Rheumatoid arthritis (RA) is a chronic, systemic autoimmune disease. Early referral and treatment are key to the effective management of the disease. This makes imperative the identification of biomarkers and of pathobiological endotypes.
This review describes recent efforts to integrate large-scale datasets for the identification of disease endotypes for precision medicine in early, seropositive RA. We conducted a search for systems and multi-omics papers in early RA patients through to 1 January 2020. We reviewed investigations of multiple technologies such as transcriptomic, proteomic and metabolomic platforms as well as extensive clinical datasets. We outline progress made and describe some of the advantages and limitations of current computational and statistical methods.
The search for pathobiological endotypes in early RA is rapidly developing. While currently, studies tend to be small, reliant upon new technologies and unproven analytical tools, as the technology becomes cheaper and more reliable, and the properties of analytical tools for the integration of cross-platform biology become better understood, it seems likely that better biomarkers of disease, remission and response to individual therapies will emerge.

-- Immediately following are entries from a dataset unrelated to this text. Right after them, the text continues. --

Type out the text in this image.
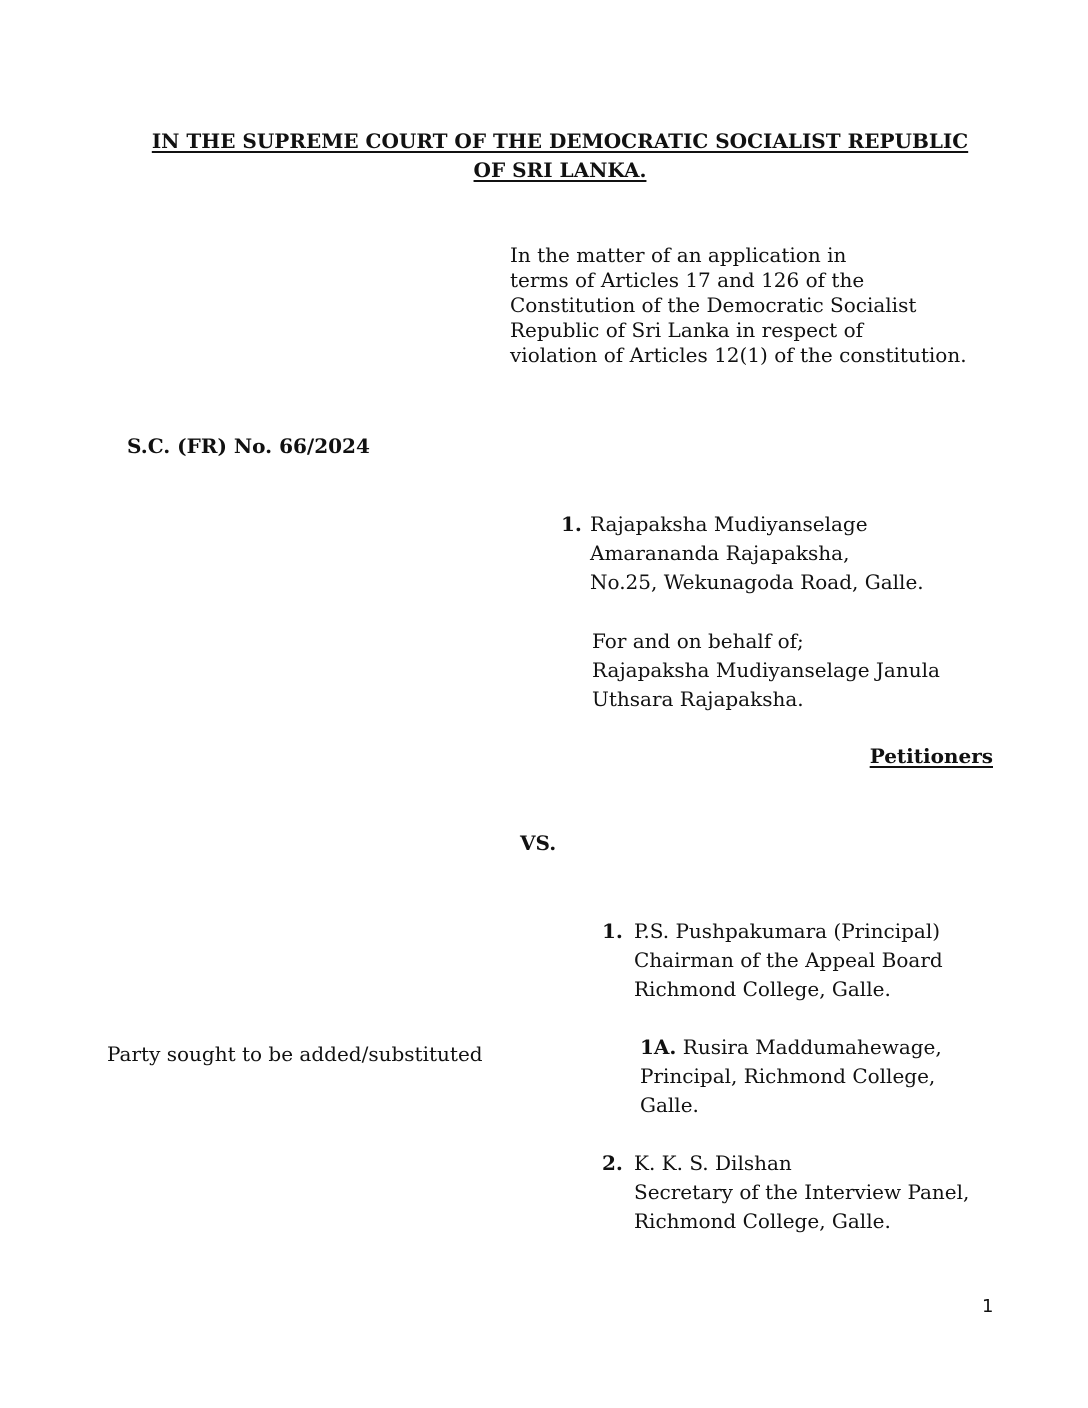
IN THE SUPREME COURT OF THE DEMOCRATIC SOCIALIST REPUBLIC
OF SRI LANKA.
In the matter of an application in
terms of Articles 17 and 126 of the
Constitution of the Democratic Socialist
Republic of Sri Lanka in respect of
violation of Articles 12(1) of the constitution.
S.C. (FR) No. 66/2024
1. Rajapaksha Mudiyanselage
Amarananda Rajapaksha,
No.25, Wekunagoda Road, Galle.
For and on behalf of;
Rajapaksha Mudiyanselage Janula
Uthsara Rajapaksha.
Petitioners
VS.
1. P.S. Pushpakumara (Principal)
Chairman of the Appeal Board
Richmond College, Galle.
Party sought to be added/substituted	1A. Rusira Maddumahewage,
Principal, Richmond College,
Galle.
2. K. K. S. Dilshan
Secretary of the Interview Panel,
Richmond College, Galle.
1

类风湿关节炎(RA)是一种慢性、系统性自身免疫性疾病。早期转介和治疗是有效管理疾病的关键。这使得识别生物标志物和病理生物学表型变得尤为重要。
本文描述了最近在整合大规模数据集以识别早期阳性 RA 患者精准医学疾病表型方面的努力。我们通过搜索系统和多组学论文,对早期 RA 患者进行了研究,时间截至 2020 年 1 月 1 日。我们回顾了转录组学、蛋白质组学和代谢组学等多种技术以及广泛的临床数据集的研究。我们概述了所取得的进展,并描述了当前计算和统计方法的一些优点和局限性。
在早期 RA 中寻找病理生物学表型的研究正在迅速发展。虽然目前的研究往往规模较小,依赖于新技术和未经证实的分析工具,但随着技术变得更便宜、更可靠,以及用于整合跨平台生物学的分析工具的特性得到更好的理解,似乎更有可能出现更好的疾病、缓解和对个体治疗反应的生物标志物。